Appeasing savage dogs at the gates of scattered properties, we creep up on the service area by way of the Forte Posthouse Motel, a Southern Californian Mission-style, white-walled pastiche, with awnings and arches. You could call the look: Epping Forest pueblo. A good set on which to remake The Magnificent Seven. An effect that’s tricky to pull off without the weather, the desert. The Posthouse Motel is the bright-windowed fortress of an alien culture. They’re not in the hot pillow trade, catering for lazy afternoons, sticky liaisons, legovers for the entrepreneurial classes of Potters Bar, Hatfield and Barnet. They’re touting for power brunches, coffee-and-croissant bull sessions: conference facilities in the ‘theatre style’ with a seating capacity of 170, or ‘classroom style’ for eighty-five, or ‘banquet style’ for 120, or ‘boardroom style’ for forty. Between arse-kicking and number-crunching, laminated badge-wearers can make use of an indoor swimming pool, a sauna solarium, Jacuzzi spa and gym.

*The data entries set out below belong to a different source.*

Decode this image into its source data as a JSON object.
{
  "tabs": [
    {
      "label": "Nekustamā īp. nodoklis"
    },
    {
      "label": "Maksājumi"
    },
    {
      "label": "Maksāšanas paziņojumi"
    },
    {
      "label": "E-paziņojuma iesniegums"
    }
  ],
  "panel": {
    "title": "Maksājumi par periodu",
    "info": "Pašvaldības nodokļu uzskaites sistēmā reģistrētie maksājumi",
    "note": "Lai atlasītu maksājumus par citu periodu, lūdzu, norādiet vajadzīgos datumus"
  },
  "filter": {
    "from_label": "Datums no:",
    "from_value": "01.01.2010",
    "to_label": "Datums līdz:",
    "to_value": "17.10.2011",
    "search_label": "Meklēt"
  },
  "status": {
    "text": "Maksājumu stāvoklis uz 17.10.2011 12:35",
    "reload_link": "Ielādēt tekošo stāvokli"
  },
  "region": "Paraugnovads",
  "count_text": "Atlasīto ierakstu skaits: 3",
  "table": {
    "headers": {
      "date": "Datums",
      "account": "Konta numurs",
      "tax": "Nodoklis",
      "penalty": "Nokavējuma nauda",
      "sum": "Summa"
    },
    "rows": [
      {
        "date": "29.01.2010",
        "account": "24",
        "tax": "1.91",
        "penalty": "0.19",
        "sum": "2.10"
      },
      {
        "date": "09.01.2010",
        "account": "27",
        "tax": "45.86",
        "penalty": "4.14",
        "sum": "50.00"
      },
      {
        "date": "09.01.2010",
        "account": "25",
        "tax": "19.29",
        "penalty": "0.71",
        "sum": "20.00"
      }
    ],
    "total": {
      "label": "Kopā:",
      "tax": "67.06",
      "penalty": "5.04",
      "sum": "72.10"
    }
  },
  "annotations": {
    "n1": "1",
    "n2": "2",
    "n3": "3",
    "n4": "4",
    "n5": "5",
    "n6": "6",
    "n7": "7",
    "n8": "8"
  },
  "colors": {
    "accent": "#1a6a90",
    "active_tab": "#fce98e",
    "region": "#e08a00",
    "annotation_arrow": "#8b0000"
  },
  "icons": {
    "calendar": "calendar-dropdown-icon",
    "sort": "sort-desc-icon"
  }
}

But they can’t, just now, drop into the service station to pick up a newspaper, magazine, CD or fast-food snack. South Mimms is a burnt-out shell. UNSAFE STRUCTURE, NO UNAUTHORISED PERSONNEL BEYOND THIS POINT. Our breakfast is in ruins. Someone has torched the gaff, WELCOME LODGE FULLY OPEN. Says the sign. But it’s only open as a rest area, a parking site; somewhere to piss in the bushes. Fire-blackened struts poke over a blue and white fence, the exoskeleton of a pleasure dome.

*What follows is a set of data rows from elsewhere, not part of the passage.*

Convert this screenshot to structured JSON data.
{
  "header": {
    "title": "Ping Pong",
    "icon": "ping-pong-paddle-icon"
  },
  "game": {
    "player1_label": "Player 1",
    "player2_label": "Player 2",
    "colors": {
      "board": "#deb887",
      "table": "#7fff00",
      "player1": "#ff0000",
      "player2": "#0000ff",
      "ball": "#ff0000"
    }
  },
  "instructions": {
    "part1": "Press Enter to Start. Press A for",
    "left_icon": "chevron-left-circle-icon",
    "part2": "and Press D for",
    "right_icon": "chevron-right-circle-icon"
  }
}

If you’ve been on the road long enough to let your personal grooming slip, you can always book in for a shave and trim. THE HAIR BUS. A customised chara in the lorry park, MEN’S
HAIRDRESSING SALON. Truckers with gently protuberant T-shirts are settled on their thrones, catching up with the gossip, while clippers snap and shears buzz. The mobile barber came out on spec, one day, and launched a new career. Nothing pleasanter than a tool around the motorway for a No. 1 crop, before a Full English breakfast in South Mimms.

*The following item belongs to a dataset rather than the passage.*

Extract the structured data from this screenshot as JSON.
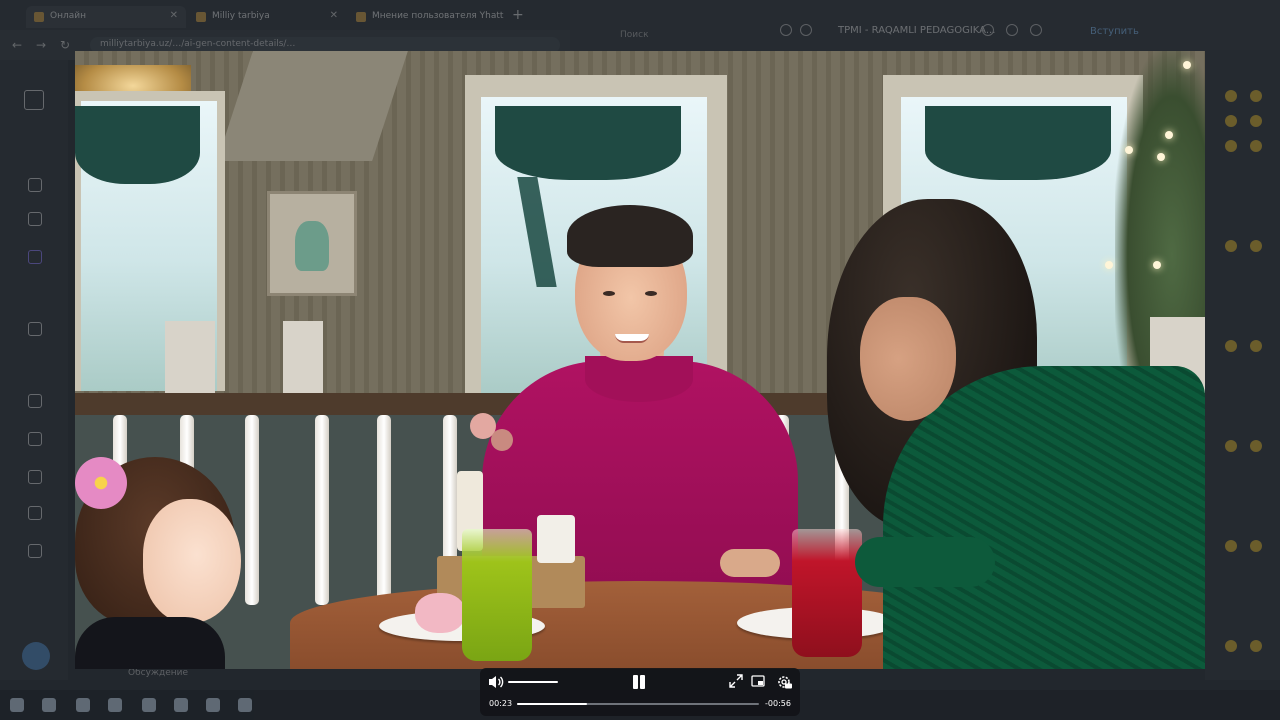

Service industries are the sort that always mushroom around army posts: barbers, junk food, fancy motel, bunkhouse. Looking down the line of high trucks is like peeping in at the bay windows of a suburban street with a cavalier attitude to net curtains. Fat men shave or change their shirts, spray themselves with industrial-strength deodorants. Lorry girls repair their faces. Some of them, minimally skirted, swing down from the cabs; pick up new patrons for the run north. Juggernauts block the slip roads. Brakes hiss. Radiators steam. Road dirt is sluiced.
We find a truckers’ caff, which is cheaper, better, more efficient than any of the service stations. As much coffee as you can drink, elevated screens pumping out colour TV, time to study the maps.
When, much later, Chris Petit and I, driving around the motorway for two days at a stretch, return to South Mimms, the service area has been revamped: as an air terminal. Clean, tactfully lit, unendurable. Everything is designed to get you out of there within minutes of finding a table. Crematorium muzak. Food that isn’t. Photo-booths that offer portraits in the style of Van Gogh, Renoir, Dega (sic). Concessions on the point of collapse. A major hike to locate the Gents. No alcoves or areas in which to retreat. You sit on the edge of a hard chair, waiting for your flight to be called. It’s not day or night. You’re completely disorientated. You can’t remember if you’re supposed to be travelling east or west. And then, to boost the paranoia, two genetically modified cops, one of each sex, waddle up to the burger bar. They’re wearing blue protective vests and they’re packing guns at the hips. We get the message and take off for the safety of Purfleet.